I’ve tried repeatedly to delve into Arthur’s sordid world via the original Ghosts ‘N Goblins, Super Ghosts ‘N Goblins, and now Ghouls ‘N Ghosts, and I just don’t get the same enjoyment that others do. Yes, the game’s aesthetics are top-notch, but the game contains some of the hardest, cheapest platforming found on a 16-bit console. Enemies appear out of nowhere. Arthur, the main protagonist, is a weakling in knight’s armor with unintuitive controls. Trying to venture forward with caution? Forget it. The stages have a strict 2-3 minute time limit. And just like Ghosts ‘N Goblins, you have to beat Ghouls ‘N Ghosts twice, and the second time is harder than the first. If you’re committed to Arthur’s cause, you’ll beat the game eventually, thanks to the unlimited continues. Even with this generous concession, Ghouls ‘N Ghosts is less a game to enjoy than a trial to endure. Sounds like hell to me.
DEVELOPER: Capcom (port by Sega)
RELEASE DATE: 01/91 – (US), 04/91 – (EU)
If Ghouls ‘N Ghosts for the Genesis is Cannibal Corpse’s ‘The Bleeding,’ then its Master System counterpart is Metallica’s ‘Black Album.’ They’re both classified as metal, but they’re worlds apart in tone and edge.

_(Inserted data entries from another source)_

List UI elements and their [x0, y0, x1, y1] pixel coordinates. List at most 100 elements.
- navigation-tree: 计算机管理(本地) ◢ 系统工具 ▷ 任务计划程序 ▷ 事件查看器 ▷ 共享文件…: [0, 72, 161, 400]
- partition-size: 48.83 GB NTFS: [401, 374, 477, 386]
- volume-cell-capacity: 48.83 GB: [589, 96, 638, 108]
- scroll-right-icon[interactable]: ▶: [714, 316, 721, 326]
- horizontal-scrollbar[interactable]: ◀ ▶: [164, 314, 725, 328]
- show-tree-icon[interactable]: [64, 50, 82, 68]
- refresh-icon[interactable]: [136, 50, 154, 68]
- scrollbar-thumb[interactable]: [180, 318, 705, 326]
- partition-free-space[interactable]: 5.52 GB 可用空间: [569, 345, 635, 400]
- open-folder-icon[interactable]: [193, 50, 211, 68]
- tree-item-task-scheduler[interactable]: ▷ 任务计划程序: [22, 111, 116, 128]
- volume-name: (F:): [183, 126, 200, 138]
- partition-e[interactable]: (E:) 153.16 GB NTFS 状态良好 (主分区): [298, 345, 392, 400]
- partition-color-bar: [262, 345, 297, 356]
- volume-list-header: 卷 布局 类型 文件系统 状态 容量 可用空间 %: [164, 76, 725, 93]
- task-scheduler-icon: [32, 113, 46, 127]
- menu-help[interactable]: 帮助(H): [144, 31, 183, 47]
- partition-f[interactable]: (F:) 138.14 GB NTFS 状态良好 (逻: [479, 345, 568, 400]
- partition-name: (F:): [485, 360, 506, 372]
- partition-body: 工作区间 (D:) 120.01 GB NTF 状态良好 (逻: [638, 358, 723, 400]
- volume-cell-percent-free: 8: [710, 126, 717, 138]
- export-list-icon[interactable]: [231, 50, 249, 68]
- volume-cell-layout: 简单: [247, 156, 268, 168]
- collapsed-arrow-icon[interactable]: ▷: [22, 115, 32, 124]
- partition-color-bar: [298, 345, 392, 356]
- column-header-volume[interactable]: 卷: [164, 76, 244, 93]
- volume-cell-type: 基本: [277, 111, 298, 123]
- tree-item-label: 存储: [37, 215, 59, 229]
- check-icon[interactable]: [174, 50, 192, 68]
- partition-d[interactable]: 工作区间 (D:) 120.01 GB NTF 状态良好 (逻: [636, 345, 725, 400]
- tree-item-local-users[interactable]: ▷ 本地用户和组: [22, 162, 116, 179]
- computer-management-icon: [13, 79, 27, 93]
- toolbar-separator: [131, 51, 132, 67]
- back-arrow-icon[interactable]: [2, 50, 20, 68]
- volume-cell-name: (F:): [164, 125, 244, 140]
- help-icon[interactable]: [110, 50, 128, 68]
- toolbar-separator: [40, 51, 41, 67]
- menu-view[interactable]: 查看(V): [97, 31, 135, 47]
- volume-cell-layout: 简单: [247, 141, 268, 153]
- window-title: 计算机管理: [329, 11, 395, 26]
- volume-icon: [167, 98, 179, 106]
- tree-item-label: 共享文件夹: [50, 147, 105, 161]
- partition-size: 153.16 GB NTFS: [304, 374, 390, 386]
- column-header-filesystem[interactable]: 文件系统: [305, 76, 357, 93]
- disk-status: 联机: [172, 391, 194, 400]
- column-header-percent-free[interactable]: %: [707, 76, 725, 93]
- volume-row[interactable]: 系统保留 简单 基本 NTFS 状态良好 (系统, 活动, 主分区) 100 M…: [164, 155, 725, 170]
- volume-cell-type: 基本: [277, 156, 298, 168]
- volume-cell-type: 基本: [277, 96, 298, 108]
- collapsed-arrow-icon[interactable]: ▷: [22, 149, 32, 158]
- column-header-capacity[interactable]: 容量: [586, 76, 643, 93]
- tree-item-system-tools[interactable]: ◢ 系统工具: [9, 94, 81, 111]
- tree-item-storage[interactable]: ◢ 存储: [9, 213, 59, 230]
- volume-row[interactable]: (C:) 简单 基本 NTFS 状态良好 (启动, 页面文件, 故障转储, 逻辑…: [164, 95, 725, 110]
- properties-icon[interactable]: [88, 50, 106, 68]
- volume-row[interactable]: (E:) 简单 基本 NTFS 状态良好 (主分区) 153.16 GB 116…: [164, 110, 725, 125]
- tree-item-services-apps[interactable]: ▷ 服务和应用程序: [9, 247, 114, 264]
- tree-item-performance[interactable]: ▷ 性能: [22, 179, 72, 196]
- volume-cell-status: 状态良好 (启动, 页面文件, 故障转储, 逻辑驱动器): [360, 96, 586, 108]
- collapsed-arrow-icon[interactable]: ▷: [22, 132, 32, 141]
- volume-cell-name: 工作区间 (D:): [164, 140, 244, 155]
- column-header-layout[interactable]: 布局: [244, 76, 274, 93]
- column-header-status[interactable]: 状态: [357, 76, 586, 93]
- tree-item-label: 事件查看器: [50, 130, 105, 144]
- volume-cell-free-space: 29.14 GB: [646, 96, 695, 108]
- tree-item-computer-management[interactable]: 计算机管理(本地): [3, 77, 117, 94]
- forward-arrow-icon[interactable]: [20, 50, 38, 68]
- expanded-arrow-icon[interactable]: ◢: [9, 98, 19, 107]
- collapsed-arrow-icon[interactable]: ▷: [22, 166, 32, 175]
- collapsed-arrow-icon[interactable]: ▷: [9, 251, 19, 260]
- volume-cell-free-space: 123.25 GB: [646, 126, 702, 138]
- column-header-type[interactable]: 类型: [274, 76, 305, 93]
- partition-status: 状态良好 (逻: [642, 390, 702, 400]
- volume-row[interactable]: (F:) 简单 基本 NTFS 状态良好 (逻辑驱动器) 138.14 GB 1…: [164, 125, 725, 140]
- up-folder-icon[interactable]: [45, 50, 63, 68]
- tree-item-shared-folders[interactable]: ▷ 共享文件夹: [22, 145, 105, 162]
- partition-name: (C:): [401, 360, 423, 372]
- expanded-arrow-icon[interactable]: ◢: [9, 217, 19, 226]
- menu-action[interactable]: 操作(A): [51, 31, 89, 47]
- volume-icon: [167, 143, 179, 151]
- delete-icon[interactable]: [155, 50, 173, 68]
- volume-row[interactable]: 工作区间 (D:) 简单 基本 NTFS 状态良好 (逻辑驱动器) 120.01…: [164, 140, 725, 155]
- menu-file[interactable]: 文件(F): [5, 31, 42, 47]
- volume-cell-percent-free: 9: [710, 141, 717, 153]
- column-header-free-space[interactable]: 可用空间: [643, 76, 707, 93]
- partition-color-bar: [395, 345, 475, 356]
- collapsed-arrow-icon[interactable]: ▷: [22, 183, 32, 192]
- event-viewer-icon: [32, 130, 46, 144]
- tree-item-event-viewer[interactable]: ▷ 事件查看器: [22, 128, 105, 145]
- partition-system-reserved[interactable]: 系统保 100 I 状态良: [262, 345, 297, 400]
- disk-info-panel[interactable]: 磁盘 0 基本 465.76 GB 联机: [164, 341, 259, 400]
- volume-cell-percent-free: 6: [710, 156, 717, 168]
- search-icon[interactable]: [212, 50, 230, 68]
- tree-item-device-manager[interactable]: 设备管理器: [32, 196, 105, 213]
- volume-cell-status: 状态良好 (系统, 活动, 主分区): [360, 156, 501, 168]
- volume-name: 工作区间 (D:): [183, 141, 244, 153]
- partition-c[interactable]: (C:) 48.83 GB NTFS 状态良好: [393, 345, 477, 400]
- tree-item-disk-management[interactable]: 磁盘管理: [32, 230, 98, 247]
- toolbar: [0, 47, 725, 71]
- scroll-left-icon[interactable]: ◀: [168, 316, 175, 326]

Make no mistake, though: Master System Ghouls ‘N Ghosts is a considerable technical achievement; so much so, that in order to get the game to run, Sega had to sacrifice much of the challenge. The areas are sparse, despite being divided up into two stages and a boss fight rather than the long thoroughfare found in the Genesis version. Enemies emerge infrequently. Certain sections, like the bouncing head portion in Level 2, have massive slowdown, despite the relative lack of on-screen activity. There are also secret areas (accessible only by destroying a treasure chest) where you can upgrade different pieces of your armor for additional health (Red Armor as opposed to Gold), even though you won’t really need it. And for the knight that has everything: brand-new magic spells that range from stronger attacks with Arthur’s current weapon to regenerating armor. All of the aforementioned adds up to one smooth ride through the underworld. If you’ve had any experience with platformers, you’ll have the Prince of Darkness pulverized by brunch.
And is that such a bad thing? Ghouls ‘N Ghosts for the Master System certainly isn’t the essential experience for diehard fans. But for those who waver on the series’ obnoxious difficulty, this port might be the only way to enjoy the game’s otherwise ghoulish sensibilities.